Of course, one could argue that since we have only extrapolated the bare-bones meaning of each section of the paragraph, repetition and vagueness are bound to be the result and such problems would invariably be corrected in a more accurate and flowing translation. However, as we see below in this translation by a non-native speaker, this is not the case:
In the aftermath of Typhoon Noul, downed trees and broken branches were seen in many parks throughout china, including Barclay Memorial Park in East District of Lishui City. To help clean up their community, local volunteers contacted the East District Supervisor and mobilized to clean up Barclay Memorial Park. To thank the volunteers for their efforts, the East District Supervisor awarded these volunteers with a Certificate of Appreciation.

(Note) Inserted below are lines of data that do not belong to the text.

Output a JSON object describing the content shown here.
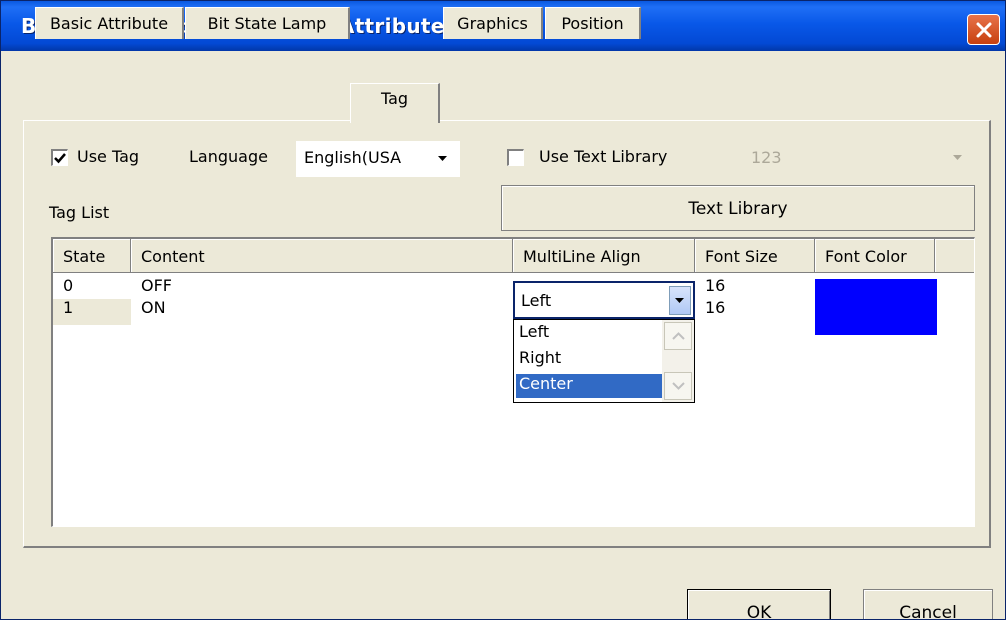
{
  "window": {
    "title": "Bit State Lamp Component Attribute"
  },
  "tabs": [
    {
      "label": "Basic Attribute"
    },
    {
      "label": "Bit State Lamp"
    },
    {
      "label": "Tag"
    },
    {
      "label": "Graphics"
    },
    {
      "label": "Position"
    }
  ],
  "active_tab": "Tag",
  "options": {
    "use_tag": {
      "label": "Use Tag",
      "checked": true
    },
    "language": {
      "label": "Language",
      "value": "English(USA"
    },
    "use_text_library": {
      "label": "Use Text Library",
      "checked": false
    },
    "text_library_combo": {
      "value": "123",
      "disabled": true
    },
    "text_library_button": "Text Library"
  },
  "tag_list": {
    "label": "Tag List",
    "columns": [
      "State",
      "Content",
      "MultiLine Align",
      "Font Size",
      "Font Color"
    ],
    "rows": [
      {
        "state": "0",
        "content": "OFF",
        "font_size": "16",
        "font_color": "#0000ff"
      },
      {
        "state": "1",
        "content": "ON",
        "font_size": "16",
        "font_color": "#0000ff"
      }
    ]
  },
  "align_dropdown": {
    "value": "Left",
    "options": [
      "Left",
      "Right",
      "Center"
    ],
    "highlighted": "Center"
  },
  "footer": {
    "ok": "OK",
    "cancel": "Cancel"
  },
  "colors": {
    "title_bar": "#0958e8",
    "selection": "#316ac5",
    "font_color_swatch": "#0000ff"
  }
}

While one could argue this translation does exhibit a linear and therefore logical progression of events, the problem with the above translation is that its ideas don't seem to work with one another, but instead stand independent of each other. It seems that with every sentence the author is starting over. Each sentence presents an idea, but fails to point the reader to the central idea or theme; in other words, information is being presented, but in a way that is neither efficient, nor focused.
The translator of the above was asked to redo the paragraph and on rewrite she came up with the below:
In the aftermath of Typhoon Noul, local volunteers in Lishui's East District took the initiative to help clean up Barclay Memorial Park. In this cleanup effort, more than 60 volunteers, young and old alike, worked together to remove downed trees and broken branches, restoring the park to its original state. Recognizing the volunteers' efforts, East District Supervisor awarded the volunteers with a Certificate of Appreciation.
After the changes, we see the translation has a much better flow and structure to it. Right away the translation zeros in on the main focus of the report—the park in Lishui—and no longer divides the reader's attention with other tangential information such as “many parks in china were affected”. Next, with the topic established, the translator goes on the flesh out the details with a description of who was there and what happened. Here the translator has expanded on her original translation of “local volunteers” to “more than 60 volunteers, young and old alike”. I believe the extra information, despite being more wordy, helps bring color to the description and does not detract from the overall flow of the report. Finally, the author finishes with a nice conclusion that describes the results of the volunteers' actions—while wisely omitting the unnecessary information of how the volunteers got in contact with the east district supervisor.
Overall, we see that in this version there are no wasted sentences or ideas. Each sentence is connected to the previous one in a clear sequence, with all sentences pointing to the main topic. Therefore the next time you are writing or translating, try to ask yourself:
“What is the point of this sentence/paragraph?”
“Do I really need this information?”
“Will this information sharpen or dull my message to my readers?”
Questions like this will help ensure that your translation or original work captures your reader’s attention and, just as importantly, keeps him or her reading till the end.